A Regenerative Circle: From Crops to Compost
In this video, take a tour of Māʻona Community Gardenʻs vermicompost system and see how Aunty Chantal turns food and paper waste into an incredible soil amendment for local farmers.
First, local farmers work hard to grow their crops before bringing them to the Hawaiʻi ‘Ulu Cooperative. Once farmers drop off their produce at the facility, co-op staff processes to create minimally processed, frozen and refrigerated products that can be found at local grocery stores and on the Co-op’s online store. Products are also available wholesale to other food manufacturers and food service establishments like cafés, restaurants and hotels.
Chantal Chung describes the composting partnership between the Māʻona Community Garden and HUC as a “Huge Regenerative Circle” in this video.

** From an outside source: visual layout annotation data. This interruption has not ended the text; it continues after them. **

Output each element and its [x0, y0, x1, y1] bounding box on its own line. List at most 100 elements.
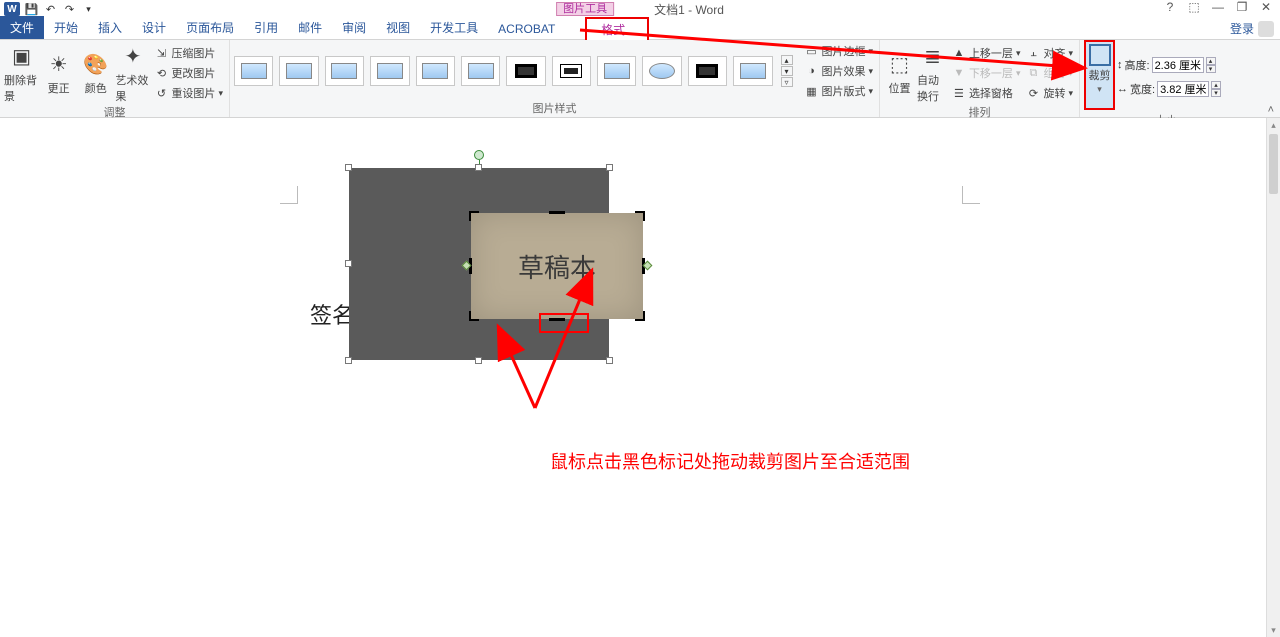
change-picture-button[interactable]: ⟲更改图片: [152, 64, 225, 82]
groupop-label: 组合: [1043, 65, 1065, 81]
tab-references[interactable]: 引用: [244, 16, 288, 39]
resize-handle[interactable]: [345, 164, 352, 171]
crop-region[interactable]: 草稿本: [471, 213, 643, 319]
ribbon: ▣删除背景 ☀更正 🎨颜色 ✦艺术效果 ⇲压缩图片 ⟲更改图片 ↺重设图片▾ 调…: [0, 40, 1280, 118]
width-icon: ↔: [1117, 83, 1128, 95]
document-area: 签名： 草稿本: [0, 118, 1280, 637]
tab-file[interactable]: 文件: [0, 16, 44, 39]
crop-handle[interactable]: [635, 211, 645, 221]
gallery-more-icon[interactable]: ▿: [781, 77, 793, 87]
tab-review[interactable]: 审阅: [332, 16, 376, 39]
save-icon[interactable]: 💾: [24, 2, 39, 17]
picture-layout-button[interactable]: ▦图片版式▾: [803, 82, 876, 100]
bring-forward-button[interactable]: ▲上移一层▾: [950, 44, 1023, 62]
change-icon: ⟲: [154, 66, 168, 80]
align-button[interactable]: ⫠对齐▾: [1024, 44, 1075, 62]
style-thumb-11[interactable]: [688, 56, 727, 86]
tab-insert[interactable]: 插入: [88, 16, 132, 39]
style-thumb-7[interactable]: [506, 56, 545, 86]
crop-handle[interactable]: [549, 211, 565, 214]
scroll-up-icon[interactable]: ▴: [1267, 118, 1280, 132]
restore-icon[interactable]: ❐: [1234, 0, 1250, 14]
minimize-icon[interactable]: —: [1210, 0, 1226, 14]
resize-handle[interactable]: [606, 164, 613, 171]
style-thumb-12[interactable]: [733, 56, 772, 86]
scroll-thumb[interactable]: [1269, 134, 1278, 194]
crop-handle[interactable]: [635, 311, 645, 321]
tab-layout[interactable]: 页面布局: [176, 16, 244, 39]
crop-handle[interactable]: [469, 311, 479, 321]
height-down-icon[interactable]: ▾: [1206, 65, 1216, 73]
gallery-up-icon[interactable]: ▴: [781, 55, 793, 65]
login-label: 登录: [1230, 20, 1254, 37]
crop-button[interactable]: 裁剪 ▾: [1084, 40, 1115, 110]
picture-border-button[interactable]: ▭图片边框▾: [803, 42, 876, 60]
style-thumb-5[interactable]: [416, 56, 455, 86]
send-backward-button[interactable]: ▼下移一层▾: [950, 64, 1023, 82]
login-link[interactable]: 登录: [1230, 20, 1274, 37]
tab-format[interactable]: 格式: [585, 17, 649, 40]
resize-handle[interactable]: [475, 164, 482, 171]
resize-handle[interactable]: [606, 357, 613, 364]
title-center: 图片工具 文档1 - Word: [556, 1, 724, 18]
page-corner-marker: [962, 186, 980, 204]
style-thumb-10[interactable]: [642, 56, 681, 86]
position-label: 位置: [888, 80, 910, 96]
picture-effects-button[interactable]: ◑图片效果▾: [803, 62, 876, 80]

All of the organic waste from processing — including skins, cores, and trimmings — is loaded up into buckets and bins, and brought to the Māʻona Community garden in Hōnaunau. There, the waste is segregated into either sixteen hot composting bins (thermophilics) or one worm composting bin (vermicompost).
Next, paper waste – including cardboard boxes and shredded paper also gathered from the Co-op’s facility – is layered in the bin like a giant food waste "lasagna." Then the microbes and worms take over the work; the whole process from food waste entering the garden to finished compost takes between 4-6 months.
The resulting compost is distributed to community gardeners at Māʻona and back out to local farmers — who in turn use it to grow more breadfruit, sweet potato, squash, and other crops that are then brought to the co-op for processing, creating new organic waste that keeps the cycle going. It’s one “huge circle, a regenerative circle from start to finish” Chantal says before smiling with a handful of her well-fed and hard-working worms.